Zbigniew Ziobro broni bezstronności Instytutu Analiz Sądowych imienia Jana Sehna w Krakowie. Minister sprawiedliwości w ten sposób odniósł się do zarzutów rzekomej stronniczości wydanej przez Instytut ekspertyzy teczki TW Bolka, która potwierdza współpracę Lecha Wałęsy z SB.

Minister sprawiedliwości zaznaczył, że takie głosy dotyczące Instytutu nie są oparte na faktach i są pomówieniami. Zbigniew Ziobro mówił, że eksperci Instytutu wykonywali swoje obowiązki także za rządów Platformy Obywatelskiej, czy Sojuszu Lewicy Demokratycznej. Dodał, że nie miał wpływu na skład Instytutu ani jego kierownictwo.
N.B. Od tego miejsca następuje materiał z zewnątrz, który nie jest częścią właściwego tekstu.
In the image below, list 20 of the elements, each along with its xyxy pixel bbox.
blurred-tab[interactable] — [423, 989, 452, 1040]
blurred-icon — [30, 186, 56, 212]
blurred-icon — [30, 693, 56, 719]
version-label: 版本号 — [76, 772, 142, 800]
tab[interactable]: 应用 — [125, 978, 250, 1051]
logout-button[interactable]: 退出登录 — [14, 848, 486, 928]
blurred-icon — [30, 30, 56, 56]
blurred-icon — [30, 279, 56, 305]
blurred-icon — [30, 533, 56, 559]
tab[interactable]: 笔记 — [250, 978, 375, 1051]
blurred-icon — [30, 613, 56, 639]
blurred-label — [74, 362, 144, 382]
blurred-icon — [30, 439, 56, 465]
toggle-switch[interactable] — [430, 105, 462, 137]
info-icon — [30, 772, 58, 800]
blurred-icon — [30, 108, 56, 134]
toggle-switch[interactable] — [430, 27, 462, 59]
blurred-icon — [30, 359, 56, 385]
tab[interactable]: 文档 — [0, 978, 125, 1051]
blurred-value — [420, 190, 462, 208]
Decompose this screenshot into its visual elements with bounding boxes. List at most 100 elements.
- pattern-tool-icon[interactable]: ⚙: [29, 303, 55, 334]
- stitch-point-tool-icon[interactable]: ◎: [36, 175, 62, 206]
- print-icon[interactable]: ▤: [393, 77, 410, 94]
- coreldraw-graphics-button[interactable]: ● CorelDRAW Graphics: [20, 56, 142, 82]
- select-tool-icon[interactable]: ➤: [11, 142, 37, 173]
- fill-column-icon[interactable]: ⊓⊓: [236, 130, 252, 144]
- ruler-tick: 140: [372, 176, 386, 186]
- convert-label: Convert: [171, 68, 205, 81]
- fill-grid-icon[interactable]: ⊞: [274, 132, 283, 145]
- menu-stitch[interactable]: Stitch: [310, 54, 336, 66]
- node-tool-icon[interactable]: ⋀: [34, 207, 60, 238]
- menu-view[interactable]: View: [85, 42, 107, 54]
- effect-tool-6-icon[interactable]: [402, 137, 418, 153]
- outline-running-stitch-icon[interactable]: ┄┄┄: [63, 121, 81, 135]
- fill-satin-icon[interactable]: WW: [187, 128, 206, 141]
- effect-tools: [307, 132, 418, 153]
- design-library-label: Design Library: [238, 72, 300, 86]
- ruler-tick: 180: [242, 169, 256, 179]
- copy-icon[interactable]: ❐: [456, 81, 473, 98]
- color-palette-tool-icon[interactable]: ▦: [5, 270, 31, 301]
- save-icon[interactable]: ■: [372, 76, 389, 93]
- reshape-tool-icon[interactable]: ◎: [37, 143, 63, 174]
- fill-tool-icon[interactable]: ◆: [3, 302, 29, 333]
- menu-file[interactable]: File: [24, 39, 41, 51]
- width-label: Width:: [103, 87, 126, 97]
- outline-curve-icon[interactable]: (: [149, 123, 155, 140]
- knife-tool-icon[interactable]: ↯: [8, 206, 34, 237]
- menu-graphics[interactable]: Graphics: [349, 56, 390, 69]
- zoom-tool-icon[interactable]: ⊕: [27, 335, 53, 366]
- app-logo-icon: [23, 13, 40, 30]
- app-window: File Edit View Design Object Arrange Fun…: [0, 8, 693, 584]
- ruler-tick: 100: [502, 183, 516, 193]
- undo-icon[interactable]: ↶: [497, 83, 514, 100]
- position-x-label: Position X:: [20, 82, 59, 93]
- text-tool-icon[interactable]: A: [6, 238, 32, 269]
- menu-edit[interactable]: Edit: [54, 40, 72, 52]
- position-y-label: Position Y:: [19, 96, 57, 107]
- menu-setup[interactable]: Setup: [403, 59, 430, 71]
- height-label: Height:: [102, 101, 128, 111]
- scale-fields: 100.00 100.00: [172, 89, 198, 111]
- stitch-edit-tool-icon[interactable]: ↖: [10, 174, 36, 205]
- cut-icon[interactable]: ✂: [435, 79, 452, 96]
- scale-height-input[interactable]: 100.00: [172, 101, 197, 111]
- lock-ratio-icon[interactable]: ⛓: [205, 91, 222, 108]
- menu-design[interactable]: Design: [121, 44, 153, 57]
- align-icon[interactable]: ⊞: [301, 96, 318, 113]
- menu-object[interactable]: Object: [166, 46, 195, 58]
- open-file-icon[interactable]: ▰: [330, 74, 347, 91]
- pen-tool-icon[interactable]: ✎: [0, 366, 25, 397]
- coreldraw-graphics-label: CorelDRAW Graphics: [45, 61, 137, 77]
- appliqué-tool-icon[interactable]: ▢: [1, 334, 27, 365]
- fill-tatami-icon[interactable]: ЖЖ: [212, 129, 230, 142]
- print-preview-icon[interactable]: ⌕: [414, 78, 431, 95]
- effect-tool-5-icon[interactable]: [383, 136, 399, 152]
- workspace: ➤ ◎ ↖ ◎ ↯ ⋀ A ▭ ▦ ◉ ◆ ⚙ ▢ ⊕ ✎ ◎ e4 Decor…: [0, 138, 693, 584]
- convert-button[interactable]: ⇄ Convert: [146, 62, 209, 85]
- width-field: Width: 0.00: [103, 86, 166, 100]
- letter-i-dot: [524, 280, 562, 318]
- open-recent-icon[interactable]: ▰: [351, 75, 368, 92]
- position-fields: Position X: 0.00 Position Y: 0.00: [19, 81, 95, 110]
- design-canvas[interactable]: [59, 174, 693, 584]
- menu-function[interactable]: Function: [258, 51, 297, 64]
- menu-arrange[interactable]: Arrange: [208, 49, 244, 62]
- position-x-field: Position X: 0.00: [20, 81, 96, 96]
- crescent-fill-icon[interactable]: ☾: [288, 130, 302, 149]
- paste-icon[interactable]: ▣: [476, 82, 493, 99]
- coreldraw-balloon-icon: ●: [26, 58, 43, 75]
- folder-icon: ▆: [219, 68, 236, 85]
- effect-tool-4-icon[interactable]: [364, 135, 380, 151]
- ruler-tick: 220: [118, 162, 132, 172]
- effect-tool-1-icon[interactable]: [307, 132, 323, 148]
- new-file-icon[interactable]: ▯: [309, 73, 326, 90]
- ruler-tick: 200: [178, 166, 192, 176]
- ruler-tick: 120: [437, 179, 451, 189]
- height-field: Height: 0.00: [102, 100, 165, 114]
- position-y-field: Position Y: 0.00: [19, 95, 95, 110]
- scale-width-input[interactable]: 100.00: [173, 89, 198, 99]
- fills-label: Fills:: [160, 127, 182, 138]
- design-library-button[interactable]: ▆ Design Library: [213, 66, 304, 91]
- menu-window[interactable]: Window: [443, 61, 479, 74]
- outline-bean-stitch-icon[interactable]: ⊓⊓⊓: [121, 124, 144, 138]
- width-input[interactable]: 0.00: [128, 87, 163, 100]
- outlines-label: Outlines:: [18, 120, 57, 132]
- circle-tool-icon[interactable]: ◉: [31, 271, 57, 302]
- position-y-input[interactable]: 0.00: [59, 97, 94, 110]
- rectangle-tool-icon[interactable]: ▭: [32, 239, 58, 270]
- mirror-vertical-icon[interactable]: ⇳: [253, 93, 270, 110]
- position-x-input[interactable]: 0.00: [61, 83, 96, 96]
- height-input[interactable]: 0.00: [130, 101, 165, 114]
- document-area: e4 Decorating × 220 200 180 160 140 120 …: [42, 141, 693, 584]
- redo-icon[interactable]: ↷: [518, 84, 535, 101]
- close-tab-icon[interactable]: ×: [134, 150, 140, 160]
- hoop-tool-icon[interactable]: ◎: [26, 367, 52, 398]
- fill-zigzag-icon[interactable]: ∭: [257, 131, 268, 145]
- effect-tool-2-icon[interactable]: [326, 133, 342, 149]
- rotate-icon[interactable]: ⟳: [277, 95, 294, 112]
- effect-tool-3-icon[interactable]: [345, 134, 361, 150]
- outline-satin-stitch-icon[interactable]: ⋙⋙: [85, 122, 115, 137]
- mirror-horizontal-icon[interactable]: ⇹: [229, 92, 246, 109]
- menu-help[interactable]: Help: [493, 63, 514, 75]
Wczoraj pełnomocnik Lecha Wałęsy profesor Jan Widacki powiedział, że opinia Instytutu Ekspertyz Sądowych w sprawie teczki TW "Bolek" godzi w dobre imię jego klienta. Z ekspertyzy Instytutu Analiz Sądowych wynika, że Lech Wałęsa w całości sporządził i podpisał 29 doniesień.

11 kolejnych donosów sporządził, ale nie podpisał. W 6 z tych 11 przypadków podpis "Bolek" nanieśli funkcjonariusze. Jednego doniesienia Lech Wałęsa nie sporządził, ale podpisał dokument na każdej stronie. Tylko jedno doniesienie - jak stwierdzono - nie zostało ani sporządzone, ani podpisane przez Lecha Wałęsę.